Sehr geehrte Frau Nahles,

auf der Suche nach positiven, guten Nachrichten ist mir heute eine Meldung ins Auge gefallen, die zunächst recht positiv anmutet. Die rund 21 Millionen Rentner in Deutschland erhalten vom 1. Juli an mehr Geld. Ihre Bezüge werden im Westen um 1,9 Prozent und im Osten um 3,6 Prozent angehoben.

Hurra! Frau Nahles tut etwas gegen die Armut! Bekanntlich gibt es ja inzwischen jede Menge Armuts-Rentner. Arm ist, wer in Deutschland weniger als 60 % des Netto-Durchschnitts-Verdienstes hat. Der durchschnittliche Netto-Verdienst eines Single-(NICHT Familien!)-Haushalts beträgt ca. 1600,- Euro. 60% davon sind 960 Euro. Arm ist also, wer weniger als 960 Euro netto im Monat zur Verfügung hat. Dies nur nebenbei. Ich kenne tatsächlich einige Leute, die den Durchschnitts-Verdienst von 1600,- nett noch nie im Leben erreicht haben. Als reich gilt übrigens, wer als Single mehr als doppelt so viel wie der Durchschnitt zur Verfügung hat. Monatlich also mehr also 3200,- Euro. Netto. Als Single wohlgemerkt.

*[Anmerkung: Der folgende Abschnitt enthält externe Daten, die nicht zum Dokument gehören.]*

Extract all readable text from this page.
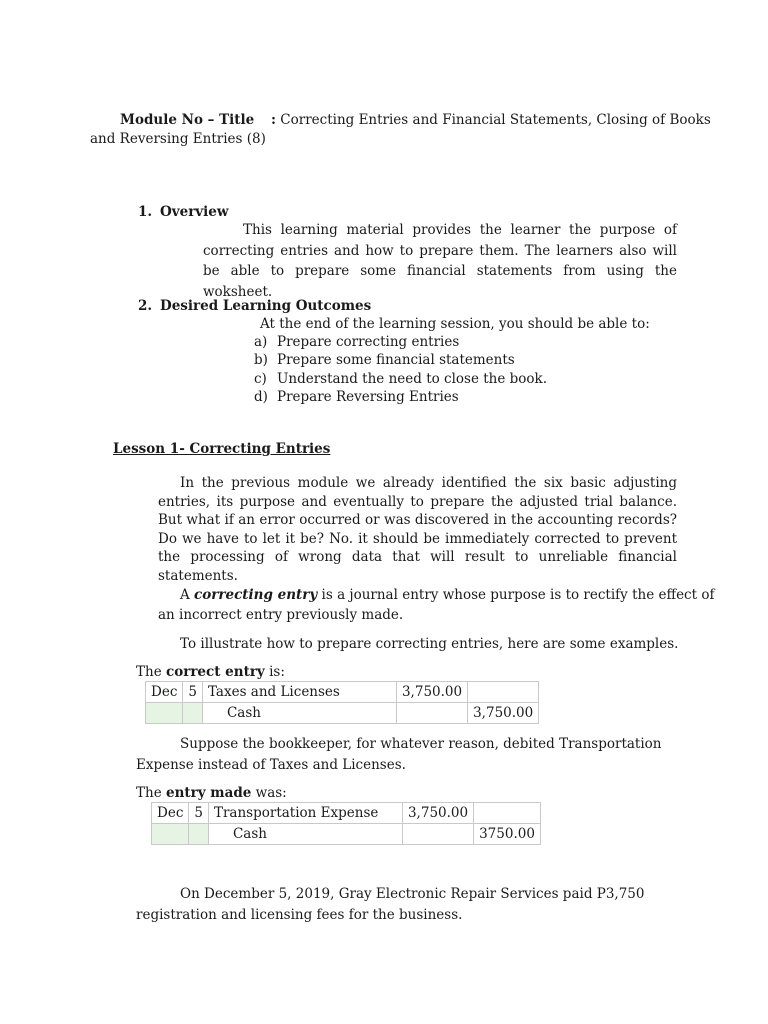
Module No – Title : Correcting Entries and Financial Statements, Closing of Books
and Reversing Entries (8)
1. Overview
This learning material provides the learner the purpose of correcting entries and how to prepare them. The learners also will be able to prepare some financial statements from using the woksheet.
2. Desired Learning Outcomes
At the end of the learning session, you should be able to:
a) Prepare correcting entries
b) Prepare some financial statements
c) Understand the need to close the book.
d) Prepare Reversing Entries
Lesson 1- Correcting Entries
In the previous module we already identified the six basic adjusting entries, its purpose and eventually to prepare the adjusted trial balance. But what if an error occurred or was discovered in the accounting records? Do we have to let it be? No. it should be immediately corrected to prevent the processing of wrong data that will result to unreliable financial statements.
A correcting entry is a journal entry whose purpose is to rectify the effect of
an incorrect entry previously made.
To illustrate how to prepare correcting entries, here are some examples.
The correct entry is:
Dec	5	Taxes and Licenses	3,750.00	
		Cash		3,750.00
Suppose the bookkeeper, for whatever reason, debited Transportation
Expense instead of Taxes and Licenses.
The entry made was:
Dec	5	Transportation Expense	3,750.00	
		Cash		3750.00
On December 5, 2019, Gray Electronic Repair Services paid P3,750
registration and licensing fees for the business.
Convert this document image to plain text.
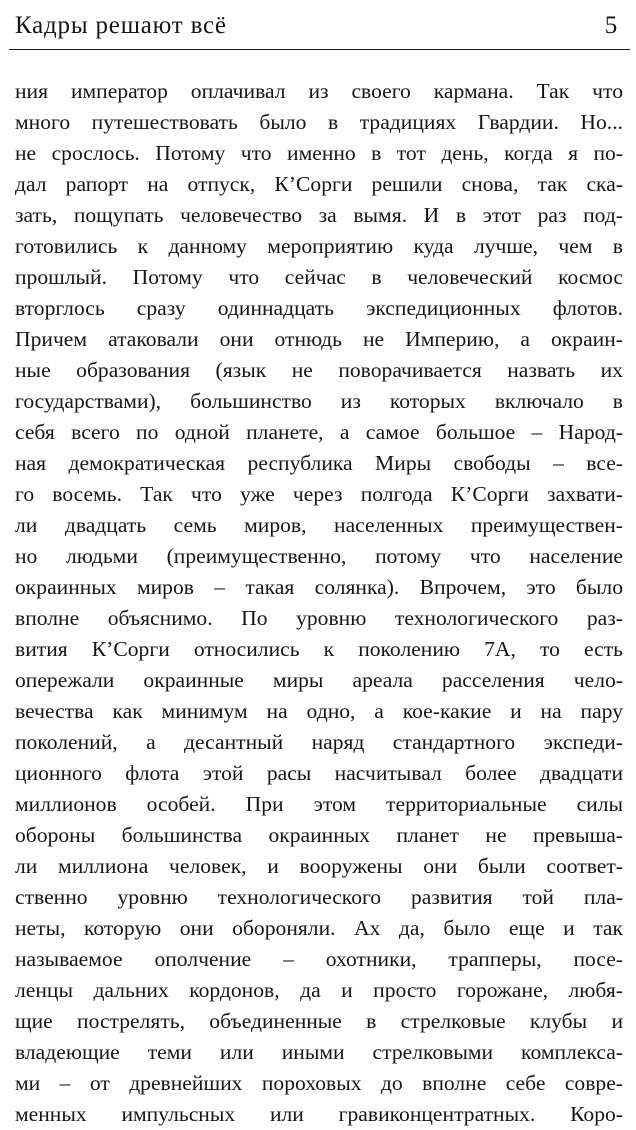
Кадры решают всё	5
ния император оплачивал из своего кармана. Так что
много путешествовать было в традициях Гвардии. Но...
не срослось. Потому что именно в тот день, когда я по-
дал рапорт на отпуск, К’Сорги решили снова, так ска-
зать, пощупать человечество за вымя. И в этот раз под-
готовились к данному мероприятию куда лучше, чем в
прошлый. Потому что сейчас в человеческий космос
вторглось сразу одиннадцать экспедиционных флотов.
Причем атаковали они отнюдь не Империю, а окраин-
ные образования (язык не поворачивается назвать их
государствами), большинство из которых включало в
себя всего по одной планете, а самое большое – Народ-
ная демократическая республика Миры свободы – все-
го восемь. Так что уже через полгода К’Сорги захвати-
ли двадцать семь миров, населенных преимуществен-
но людьми (преимущественно, потому что население
окраинных миров – такая солянка). Впрочем, это было
вполне объяснимо. По уровню технологического раз-
вития К’Сорги относились к поколению 7А, то есть
опережали окраинные миры ареала расселения чело-
вечества как минимум на одно, а кое-какие и на пару
поколений, а десантный наряд стандартного экспеди-
ционного флота этой расы насчитывал более двадцати
миллионов особей. При этом территориальные силы
обороны большинства окраинных планет не превыша-
ли миллиона человек, и вооружены они были соответ-
ственно уровню технологического развития той пла-
неты, которую они обороняли. Ах да, было еще и так
называемое ополчение – охотники, трапперы, посе-
ленцы дальних кордонов, да и просто горожане, любя-
щие пострелять, объединенные в стрелковые клубы и
владеющие теми или иными стрелковыми комплекса-
ми – от древнейших пороховых до вполне себе совре-
менных импульсных или гравиконцентратных. Коро-
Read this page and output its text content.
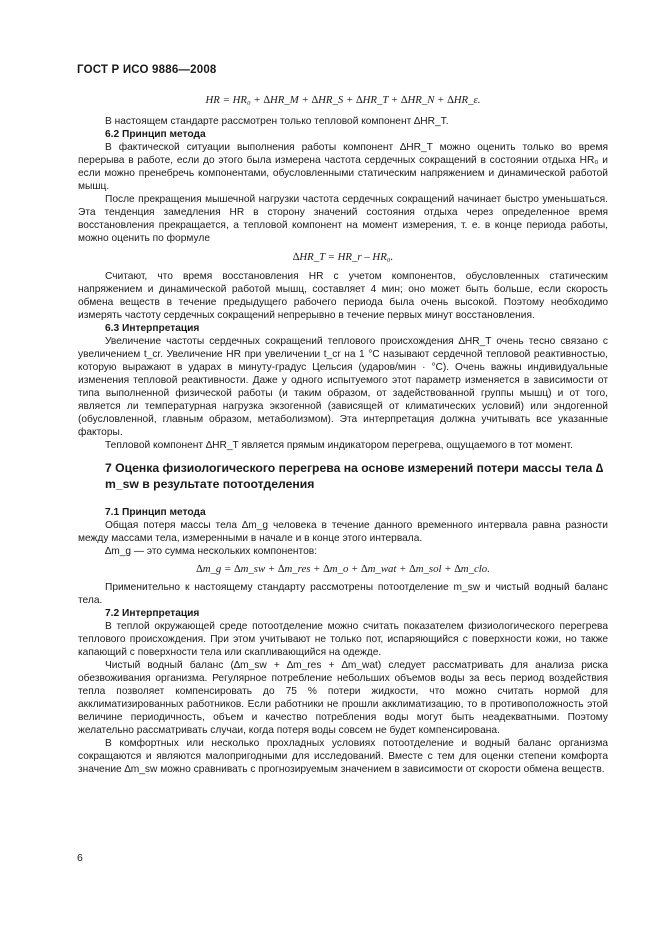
ГОСТ Р ИСО 9886—2008

HR = HR₀ + ∆HR_M + ∆HR_S + ∆HR_T + ∆HR_N + ∆HR_ε.

В настоящем стандарте рассмотрен только тепловой компонент ∆HR_T.

6.2 Принцип метода

В фактической ситуации выполнения работы компонент ∆HR_T можно оценить только во время перерыва в работе, если до этого была измерена частота сердечных сокращений в состоянии отдыха HR₀ и если можно пренебречь компонентами, обусловленными статическим напряжением и динамической работой мышц.

После прекращения мышечной нагрузки частота сердечных сокращений начинает быстро уменьшаться. Эта тенденция замедления HR в сторону значений состояния отдыха через определенное время восстановления прекращается, а тепловой компонент на момент измерения, т. е. в конце периода работы, можно оценить по формуле

∆HR_T = HR_r – HR₀.

Считают, что время восстановления HR с учетом компонентов, обусловленных статическим напряжением и динамической работой мышц, составляет 4 мин; оно может быть больше, если скорость обмена веществ в течение предыдущего рабочего периода была очень высокой. Поэтому необходимо измерять частоту сердечных сокращений непрерывно в течение первых минут восстановления.

6.3 Интерпретация

Увеличение частоты сердечных сокращений теплового происхождения ∆HR_T очень тесно связано с увеличением t_cr. Увеличение HR при увеличении t_cr на 1 °С называют сердечной тепловой реактивностью, которую выражают в ударах в минуту-градус Цельсия (ударов/мин · °С). Очень важны индивидуальные изменения тепловой реактивности. Даже у одного испытуемого этот параметр изменяется в зависимости от типа выполненной физической работы (и таким образом, от задействованной группы мышц) и от того, является ли температурная нагрузка экзогенной (зависящей от климатических условий) или эндогенной (обусловленной, главным образом, метаболизмом). Эта интерпретация должна учитывать все указанные факторы.

Тепловой компонент ∆HR_T является прямым индикатором перегрева, ощущаемого в тот момент.

7 Оценка физиологического перегрева на основе измерений потери массы тела ∆ m_sw в результате потоотделения

7.1 Принцип метода

Общая потеря массы тела ∆m_g человека в течение данного временного интервала равна разности между массами тела, измеренными в начале и в конце этого интервала.

∆m_g — это сумма нескольких компонентов:

∆m_g = ∆m_sw + ∆m_res + ∆m_o + ∆m_wat + ∆m_sol + ∆m_clo.

Применительно к настоящему стандарту рассмотрены потоотделение m_sw и чистый водный баланс тела.

7.2 Интерпретация

В теплой окружающей среде потоотделение можно считать показателем физиологического перегрева теплового происхождения. При этом учитывают не только пот, испаряющийся с поверхности кожи, но также капающий с поверхности тела или скапливающийся на одежде.

Чистый водный баланс (∆m_sw + ∆m_res + ∆m_wat) следует рассматривать для анализа риска обезвоживания организма. Регулярное потребление небольших объемов воды за весь период воздействия тепла позволяет компенсировать до 75 % потери жидкости, что можно считать нормой для акклиматизированных работников. Если работники не прошли акклиматизацию, то в противоположность этой величине периодичность, объем и качество потребления воды могут быть неадекватными. Поэтому желательно рассматривать случаи, когда потеря воды совсем не будет компенсирована.

В комфортных или несколько прохладных условиях потоотделение и водный баланс организма сокращаются и являются малопригодными для исследований. Вместе с тем для оценки степени комфорта значение ∆m_sw можно сравнивать с прогнозируемым значением в зависимости от скорости обмена веществ.

6
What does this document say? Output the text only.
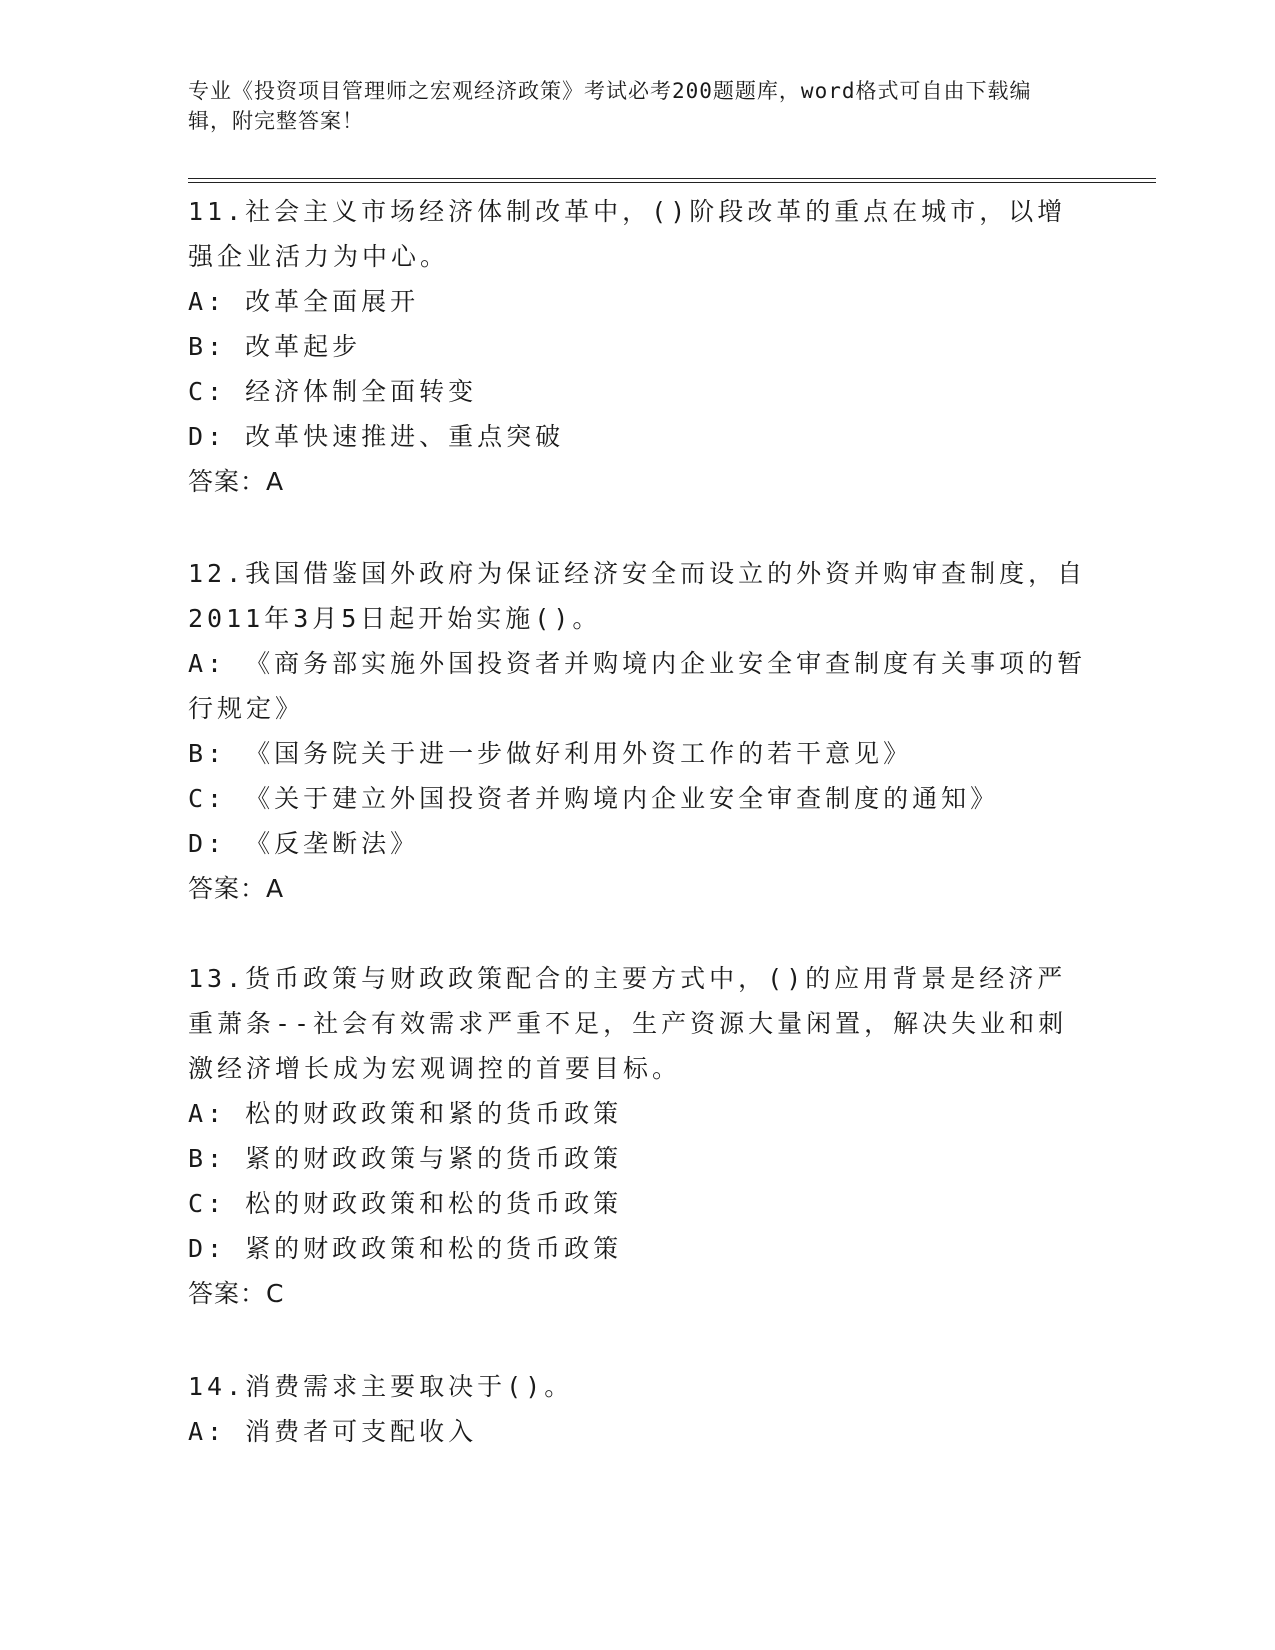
专业《投资项目管理师之宏观经济政策》考试必考200题题库，word格式可自由下载编辑，附完整答案！

11.社会主义市场经济体制改革中，()阶段改革的重点在城市，以增强企业活力为中心。

A: 改革全面展开

B: 改革起步

C: 经济体制全面转变

D: 改革快速推进、重点突破

答案：A

12.我国借鉴国外政府为保证经济安全而设立的外资并购审查制度，自2011年3月5日起开始实施()。

A: 《商务部实施外国投资者并购境内企业安全审查制度有关事项的暂行规定》

B: 《国务院关于进一步做好利用外资工作的若干意见》

C: 《关于建立外国投资者并购境内企业安全审查制度的通知》

D: 《反垄断法》

答案：A

13.货币政策与财政政策配合的主要方式中，()的应用背景是经济严重萧条--社会有效需求严重不足，生产资源大量闲置，解决失业和刺激经济增长成为宏观调控的首要目标。

A: 松的财政政策和紧的货币政策

B: 紧的财政政策与紧的货币政策

C: 松的财政政策和松的货币政策

D: 紧的财政政策和松的货币政策

答案：C

14.消费需求主要取决于()。

A: 消费者可支配收入
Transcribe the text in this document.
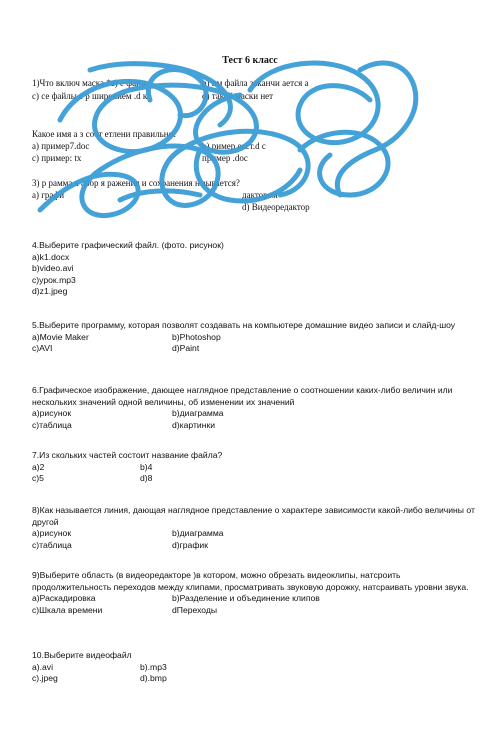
Тест 6 класс
1)Что включ маска *а) е файл	b) им файла заканчи ается а
с) се файлы с р ширением .d к	d) такой маски нет
Какое имя а з соот етлени правильно?
а) пример7.doc	b) ример екст.d с
с) пример: tx	пример .doc
3) р рамма я абор я ражения и сохранения н зывается?
а) графи	дактором
d) Видеоредактор
4.Выберите графический файл. (фото. рисунок)
a)k1.docx
b)video.avi
c)урок.mp3
d)z1.jpeg
5.Выберите программу, которая позволят создавать на компьютере домашние видео записи и слайд-шоу
a)Movie Maker	b)Photoshop
c)AVI	d)Paint
6.Графическое изображение, дающее наглядное представление о соотношении каких-либо величин или нескольких значений одной величины, об изменении их значений
а)рисунок	b)диаграмма
c)таблица	d)картинки
7.Из скольких частей состоит название файла?
a)2	b)4
c)5	d)8
8)Как называется линия, дающая наглядное представление о характере зависимости какой-либо величины от другой
a)рисунок	b)диаграмма
c)таблица	d)график
9)Выберите область (в видеоредакторе )в котором, можно обрезать видеоклипы, натсроить продолжительность переходов между клипами, просматривать звуковую дорожку, натсраивать уровни звука.
a)Раскадировка	b)Разделение и объединение клипов
c)Шкала времени	dПереходы
10.Выберите видеофайл
a).avi	b).mp3
c).jpeg	d).bmp
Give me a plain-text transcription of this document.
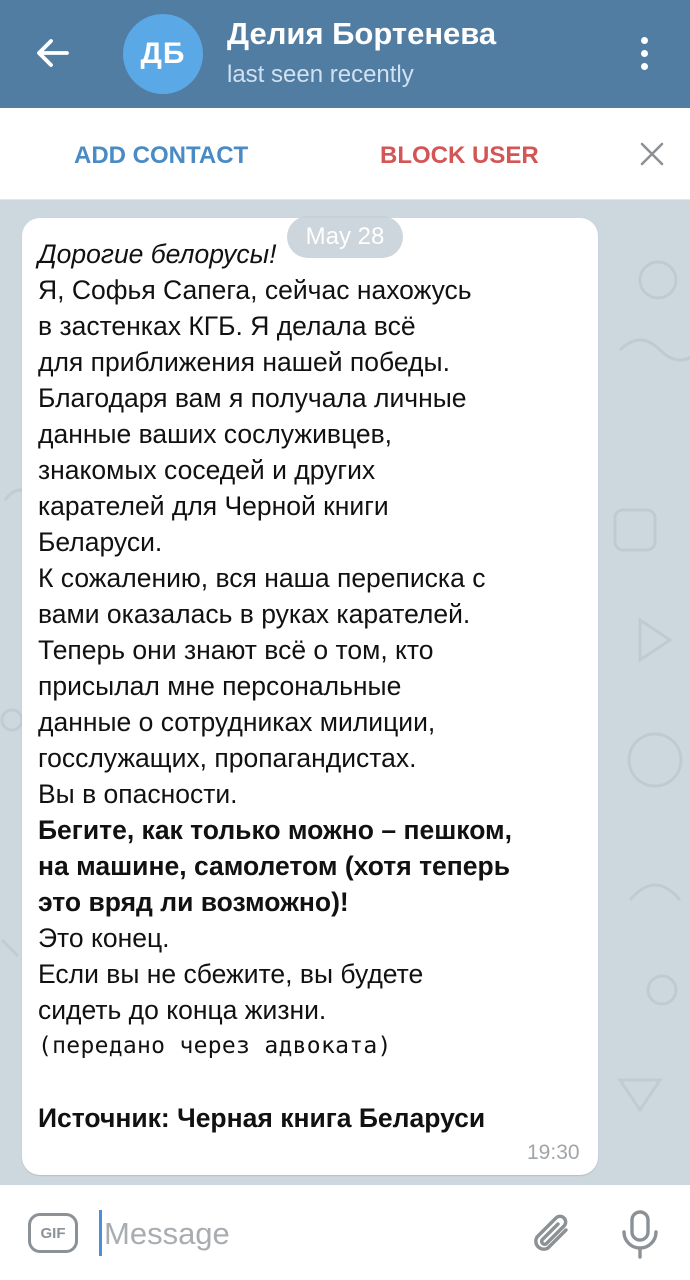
ДБ
Делия Бортенева
last seen recently
ADD CONTACT	BLOCK USER
Дорогие белорусы!
Я, Софья Сапега, сейчас нахожусь
в застенках КГБ. Я делала всё
для приближения нашей победы.
Благодаря вам я получала личные
данные ваших сослуживцев,
знакомых соседей и других
карателей для Черной книги
Беларуси.
К сожалению, вся наша переписка с
вами оказалась в руках карателей.
Теперь они знают всё о том, кто
присылал мне персональные
данные о сотрудниках милиции,
госслужащих, пропагандистах.
Вы в опасности.
Бегите, как только можно – пешком,
на машине, самолетом (хотя теперь
это вряд ли возможно)!
Это конец.
Если вы не сбежите, вы будете
сидеть до конца жизни.
(передано через адвоката)

Источник: Черная книга Беларуси
19:30
May 28
GIF
Message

Auf den ersten Blick erscheint es ja so, als wollten Sie, verehrte Frau Nahles, die Armuts-Rentner mit Ihrer Erhöhung beglücken und außerdem für einen Ausgleich zwischen den Ost und Wests sorgen. Weil die ehemaligen Ost-Deutschen weniger Rente kriegen als die ehemaligen West-Deutschen. So heißt es jedenfalls in der Nachricht von heute morgen.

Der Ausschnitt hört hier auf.